Le gouvernement indien conteste fortement la position de l’Inde dans l'indice de performance environnementale (IPE) 2022 mesuré par les universités de Yale et de Columbia et publié début juin 2022. Sur les 180 pays analysés, l’Inde obtient le plus mauvais score et se classe donc bon dernier. Le ministère de l'environnement a publié une réfutation affirmant que les indicateurs utilisés dans l'évaluation sont basés sur des "hypothèses infondées”.
Qu’est ce que l’Indice de Performance Environnementale (IPE) ?
L'Indice de Performance Environnementale (IPE), publié le 6 juin, a été élaboré par un groupe de scientifiques provenant d'instituts tels que les universités de Yale et de Columbia. Il analyse 40 indicateurs de performance (comme les niveaux de particules et les émissions de gaz à effet de serre prévues) répartis en 11 catégories (dont la qualité de l'air et l'atténuation du changement climatique). Ces indicateurs sont ensuite utilisés pour classer les 180 pays en fonction de leurs "progrès en matière d'amélioration de la santé environnementale, de protection de la vitalité des écosystèmes et d'atténuation du changement climatique". Selon le rapport, la méthodologie a été affinée au cours de deux décennies et elle s'appuie sur les données les plus récentes.
Selon cet indice, quatre pays - la Chine, l'Inde, les États-Unis et la Russie - représenteront plus de 50 % des émissions mondiales résiduelles de gaz à effet de serre en 2050 si les tendances actuelles se maintiennent et 24 pays seront responsables de près de 80 % des émissions de 2050, à moins que les décideurs ne renforcent les politiques climatiques et que les trajectoires d'émissions changent.
Seuls quelques pays - dont le Danemark et le Royaume-Uni - sont actuellement en mesure d’atteindre la neutralité en matière de gaz à effet de serre d'ici 2050. De nombreux autres pays sont sur la mauvaise voie et on observe une augmentation rapide des émissions de gaz à effet de serre dans les grands pays comme la Chine, l'Inde et la Russie.
L'analyse des données montre que les ressources financières, la bonne gouvernance, le développement humain et la qualité de la réglementation jouent un rôle important dans l'amélioration de la durabilité d'un pays.
Pays les moins performants
Rang |
Pays |
170 |
Ghana |
171 |
Soudan |
172 |
Turquie |
173 |
Haiti |
174 |
Liberia |
175 |
Papouasie Nouvelle Guinée |
176 |
Pakistan |
177 |
Bangladesh |
178 |
Vietnam |
179 |
Myanmar |
180 |
Inde |
Pays les plus performants
Rang |
Pays |
1 |
Danemark |
2 |
Royaume Uni |
3 |
Finlande |
4 |
Malte |
5 |
Suède |
6 |
Luxembourg |
7 |
Slovènie |
8 |
Autriche |
9 |
Suisse |
10 |
Islande |
11 |
Pays-Bas |
12 |
France |
Que conteste le gouvernement indien dans le rapport de l’IPE ?

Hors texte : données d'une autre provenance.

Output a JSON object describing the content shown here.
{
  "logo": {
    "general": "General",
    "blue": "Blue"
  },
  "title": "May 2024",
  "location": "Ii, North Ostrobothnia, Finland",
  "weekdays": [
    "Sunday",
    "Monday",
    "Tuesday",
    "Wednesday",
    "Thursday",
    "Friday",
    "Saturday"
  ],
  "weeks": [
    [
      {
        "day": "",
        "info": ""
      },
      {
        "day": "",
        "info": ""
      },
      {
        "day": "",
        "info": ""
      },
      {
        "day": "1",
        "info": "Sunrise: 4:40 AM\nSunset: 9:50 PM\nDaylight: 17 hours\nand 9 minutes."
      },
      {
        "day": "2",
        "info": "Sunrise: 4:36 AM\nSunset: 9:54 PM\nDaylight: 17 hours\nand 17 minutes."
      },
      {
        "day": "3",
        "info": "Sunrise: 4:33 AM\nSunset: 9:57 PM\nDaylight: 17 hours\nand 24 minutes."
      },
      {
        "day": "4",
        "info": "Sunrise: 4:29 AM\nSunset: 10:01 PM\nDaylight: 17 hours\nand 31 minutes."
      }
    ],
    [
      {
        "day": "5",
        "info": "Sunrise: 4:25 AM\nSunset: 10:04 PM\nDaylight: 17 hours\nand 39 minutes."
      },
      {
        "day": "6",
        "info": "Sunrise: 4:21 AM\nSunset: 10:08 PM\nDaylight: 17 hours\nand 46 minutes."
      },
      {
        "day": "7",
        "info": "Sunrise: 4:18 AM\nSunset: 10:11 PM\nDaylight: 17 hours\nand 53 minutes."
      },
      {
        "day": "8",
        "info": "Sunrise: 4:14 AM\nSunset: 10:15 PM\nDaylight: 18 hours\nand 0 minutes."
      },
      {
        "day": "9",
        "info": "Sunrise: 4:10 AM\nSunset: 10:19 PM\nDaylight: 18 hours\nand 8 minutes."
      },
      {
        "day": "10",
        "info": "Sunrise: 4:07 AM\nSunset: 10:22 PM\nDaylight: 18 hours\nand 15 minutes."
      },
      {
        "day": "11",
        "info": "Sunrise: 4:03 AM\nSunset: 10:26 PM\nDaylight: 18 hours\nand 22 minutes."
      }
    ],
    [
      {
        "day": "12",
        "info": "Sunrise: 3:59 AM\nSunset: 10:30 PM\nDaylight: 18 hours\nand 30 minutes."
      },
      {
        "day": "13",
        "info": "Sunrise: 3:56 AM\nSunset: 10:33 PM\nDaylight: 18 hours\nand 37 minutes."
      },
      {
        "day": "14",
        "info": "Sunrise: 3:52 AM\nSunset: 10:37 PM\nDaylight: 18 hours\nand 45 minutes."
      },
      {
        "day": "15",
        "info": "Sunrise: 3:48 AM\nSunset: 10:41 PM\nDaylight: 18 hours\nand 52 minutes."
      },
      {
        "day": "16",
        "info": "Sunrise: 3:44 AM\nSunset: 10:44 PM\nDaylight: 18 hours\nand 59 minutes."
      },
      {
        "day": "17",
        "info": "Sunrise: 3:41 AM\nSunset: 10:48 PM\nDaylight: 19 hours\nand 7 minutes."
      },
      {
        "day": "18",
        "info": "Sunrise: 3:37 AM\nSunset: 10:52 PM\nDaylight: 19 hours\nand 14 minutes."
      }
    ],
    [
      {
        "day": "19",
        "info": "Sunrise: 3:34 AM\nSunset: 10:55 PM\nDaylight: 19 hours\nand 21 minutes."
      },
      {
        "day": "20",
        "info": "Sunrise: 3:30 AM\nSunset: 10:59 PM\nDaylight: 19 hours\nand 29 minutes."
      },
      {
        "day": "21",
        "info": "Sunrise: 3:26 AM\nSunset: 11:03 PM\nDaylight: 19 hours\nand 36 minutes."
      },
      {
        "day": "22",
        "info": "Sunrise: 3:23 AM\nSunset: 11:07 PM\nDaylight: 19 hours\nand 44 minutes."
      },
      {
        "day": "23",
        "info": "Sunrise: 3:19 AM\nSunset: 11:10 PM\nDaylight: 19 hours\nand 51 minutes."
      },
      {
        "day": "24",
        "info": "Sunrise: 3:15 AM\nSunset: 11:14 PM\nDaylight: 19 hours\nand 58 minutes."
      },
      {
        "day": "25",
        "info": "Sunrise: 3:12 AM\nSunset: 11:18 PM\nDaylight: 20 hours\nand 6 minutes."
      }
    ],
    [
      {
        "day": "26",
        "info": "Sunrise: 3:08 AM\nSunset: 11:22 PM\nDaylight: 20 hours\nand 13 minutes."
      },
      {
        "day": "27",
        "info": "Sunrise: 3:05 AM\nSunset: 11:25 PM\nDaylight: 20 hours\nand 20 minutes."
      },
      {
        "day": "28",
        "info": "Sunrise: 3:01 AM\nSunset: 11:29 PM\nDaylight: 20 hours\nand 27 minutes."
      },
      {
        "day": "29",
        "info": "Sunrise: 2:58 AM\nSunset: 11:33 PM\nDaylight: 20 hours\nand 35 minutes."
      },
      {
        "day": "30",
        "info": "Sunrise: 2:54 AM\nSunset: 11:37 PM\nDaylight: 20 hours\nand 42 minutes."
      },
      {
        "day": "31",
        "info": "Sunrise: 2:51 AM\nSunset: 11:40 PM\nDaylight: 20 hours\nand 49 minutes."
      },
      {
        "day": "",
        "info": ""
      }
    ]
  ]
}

Le 8 juin, le ministère de l'environnement, des forêts et du changement climatique a rejeté le classement IPE de l’Inde, alléguant que l'indice est basé sur "des suppositions et des méthodes non scientifiques”. Dans un communiqué de presse, le ministère a énuméré plusieurs préoccupations concernant la méthodologie, comme le fait que l'IPE ne tienne pas compte des données historiques de l'Inde sur les émissions de gaz à effet de serre et la façon dont le classement et l'importance de certains indicateurs environnementaux ont changé.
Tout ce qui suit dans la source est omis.